Cambodge: un braconnier repenti au service de la vie sauvage

De SUY Se (AFP) – Il y a 4 jours

MONDULKIRI — Tigres, ours, éléphants… Lean Kha compte des dizaines d’espèces protégées à son tableau de chasse. Mais l’ancien braconnier repenti fait désormais tout son possible pour protéger la faune de la forêt reculée de l’est du Cambodge.

Pendant près de trente ans, il a abattu des centaines de bêtes dans la province pauvre et montagneuse de Mondulkiri, à la frontière avec le Vietnam.

La plupart des carcasses étaient immédiatement revendues, même si quelques cerfs ou autres cochons finissaient dans les assiettes de sa famille.

« Je les ai tués parce que je n’avais rien à manger », se justifie Kha, 50 ans, en se préparant pour une patrouille au coeur de la Forêt protégée de Mondulkiri.

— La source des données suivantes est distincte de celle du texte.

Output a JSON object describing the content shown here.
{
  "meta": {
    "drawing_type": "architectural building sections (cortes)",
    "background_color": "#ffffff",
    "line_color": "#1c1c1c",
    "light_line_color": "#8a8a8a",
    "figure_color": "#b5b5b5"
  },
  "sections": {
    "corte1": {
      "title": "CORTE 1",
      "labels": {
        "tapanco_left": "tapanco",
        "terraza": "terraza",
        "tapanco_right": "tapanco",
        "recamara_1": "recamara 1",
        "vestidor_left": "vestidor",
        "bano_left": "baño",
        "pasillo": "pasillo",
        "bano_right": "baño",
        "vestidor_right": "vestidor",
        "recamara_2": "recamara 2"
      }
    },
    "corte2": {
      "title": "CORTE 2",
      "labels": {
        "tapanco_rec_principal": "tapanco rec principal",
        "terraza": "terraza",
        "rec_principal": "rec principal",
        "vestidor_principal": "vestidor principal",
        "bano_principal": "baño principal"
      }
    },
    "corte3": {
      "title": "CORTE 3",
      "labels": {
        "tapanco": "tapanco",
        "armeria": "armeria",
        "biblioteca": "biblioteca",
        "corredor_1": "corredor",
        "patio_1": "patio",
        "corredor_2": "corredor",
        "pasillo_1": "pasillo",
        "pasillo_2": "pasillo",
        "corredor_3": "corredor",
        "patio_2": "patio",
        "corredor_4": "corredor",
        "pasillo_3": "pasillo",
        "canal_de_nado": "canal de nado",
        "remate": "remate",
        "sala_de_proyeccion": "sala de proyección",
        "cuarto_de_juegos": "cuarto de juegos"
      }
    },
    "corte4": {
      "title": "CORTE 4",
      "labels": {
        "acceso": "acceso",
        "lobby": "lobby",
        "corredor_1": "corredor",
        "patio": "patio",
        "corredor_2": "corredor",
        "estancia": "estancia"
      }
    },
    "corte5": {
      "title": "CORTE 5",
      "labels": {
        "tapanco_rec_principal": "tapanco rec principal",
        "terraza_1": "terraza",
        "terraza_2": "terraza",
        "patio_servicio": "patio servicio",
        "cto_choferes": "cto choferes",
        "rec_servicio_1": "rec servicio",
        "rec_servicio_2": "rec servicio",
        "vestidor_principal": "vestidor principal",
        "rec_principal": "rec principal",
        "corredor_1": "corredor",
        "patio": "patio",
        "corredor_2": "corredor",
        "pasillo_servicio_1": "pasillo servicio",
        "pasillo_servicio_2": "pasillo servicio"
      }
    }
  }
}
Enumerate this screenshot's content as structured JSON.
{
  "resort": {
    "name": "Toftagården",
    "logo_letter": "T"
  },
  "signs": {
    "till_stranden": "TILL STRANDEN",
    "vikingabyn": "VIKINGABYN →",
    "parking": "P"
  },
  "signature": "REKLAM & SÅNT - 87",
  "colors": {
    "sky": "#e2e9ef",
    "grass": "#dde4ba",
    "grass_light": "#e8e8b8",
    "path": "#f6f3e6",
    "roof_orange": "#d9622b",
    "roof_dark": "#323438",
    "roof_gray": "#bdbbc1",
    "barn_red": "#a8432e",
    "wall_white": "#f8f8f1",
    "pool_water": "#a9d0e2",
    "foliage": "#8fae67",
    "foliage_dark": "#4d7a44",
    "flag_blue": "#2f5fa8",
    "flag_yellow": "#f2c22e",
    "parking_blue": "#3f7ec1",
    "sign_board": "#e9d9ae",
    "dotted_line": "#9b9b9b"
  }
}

« Aujourd’hui, je ne mange plus jamais d’animaux sauvages. Je ne détruirai pas ce que je protège », promet celui qui est devenu garde-forestier.

Le gouvernement cambodgien espère attirer plus de visiteurs sur les 300.000 hectares de cette forêt à la beauté sauvage, et aider ainsi les communautés locales à améliorer leur quotidien.

Il a uni ses forces avec des groupes de conservation de la nature qui ont recruté des chasseurs expérimentés, comme Kha, pour protéger les animaux en danger et empêcher la coupe illégale de la forêt.

Keo Sopheak, qui gère ce parc national, entrevoit un avenir où la population locale « ira dans la forêt pour guider les touristes, pas pour chasser les animaux ».

Une sacrée victoire sur l’histoire, s’il y parvient. Car la faune de Mondulkiri a été décimée par les braconniers pendant les trente années de guerre qui ont ravagé le pays, jusqu’en 1998.

Kha a lui-même commencé à chasser dès l’âge de 13 ans, lorsqu’il a été recruté par les soldats khmers rouges.

Armé d’un AK-47, il disparaissait des jours durant dans la jungle avant de rapporter une charrette chargée de viande d’animaux sauvages, de cornes de vaches et d’os de tigres. Ce qu’il regrette aujourd’hui.

« A cette époque, j’étais totalement ignorant », explique-t-il. « Je ne connaissais pas la valeur de ces animaux. Je n’avais jamais entendu parler de protection de la vie sauvage ».

Ce braconnage n’a de surcroît même pas fait sa fortune. Les revenus étaient irréguliers. Souvent payé en nature par des sacs de riz, il parvenait tout juste à s’en sortir avec sa famille.

Alors quand les responsables du projet lui ont proposé un salaire stable en tant que garde-forestier, Kha a compris qu’il avait plus à gagner à protéger le gibier qu’à le tuer.

Et depuis presque dix ans, il tente de se racheter pour ce qu’il qualifie lui-même de « péchés du passé ».

Le repenti n’est pas le seul en son genre: dix autres braconniers ont suivi son parcours dans cette forêt. Avec le soutien financier du Fonds mondial pour la nature (WWF), ils passent au moins seize jours par mois à patrouiller à dos d’éléphant, à pied ou en bateau, accompagnés de policiers armés.

Et l’an dernier, ces équipes ont arrêté huit braconniers en possession d’espèces rares et menacées.

Des efforts qui semblent payer: on voit ainsi de plus en plus d’éléphants, d’ours noirs, de cerfs d’Eld, de léopards, de vautours et de bantengs, une espèce de boeuf sauvage.

« Les efforts de protection des agences du gouvernement et des gardes-forestiers venant des communautés, comme Lean Kha, ont contribué à dissuader les gens de chasser les animaux sauvages », se félicite Michelle Owen, du WWF.

Mais alors qu’au moins onze animaux appartenant à des espèces menacées, dont un éléphant et un léopard, ont été tués ici en 2010, il faut faire plus, prévient-elle.

« Même s’il y a des signes d’un renouveau de la vie sauvage, beaucoup d’espèces sont en danger », souligne la militante.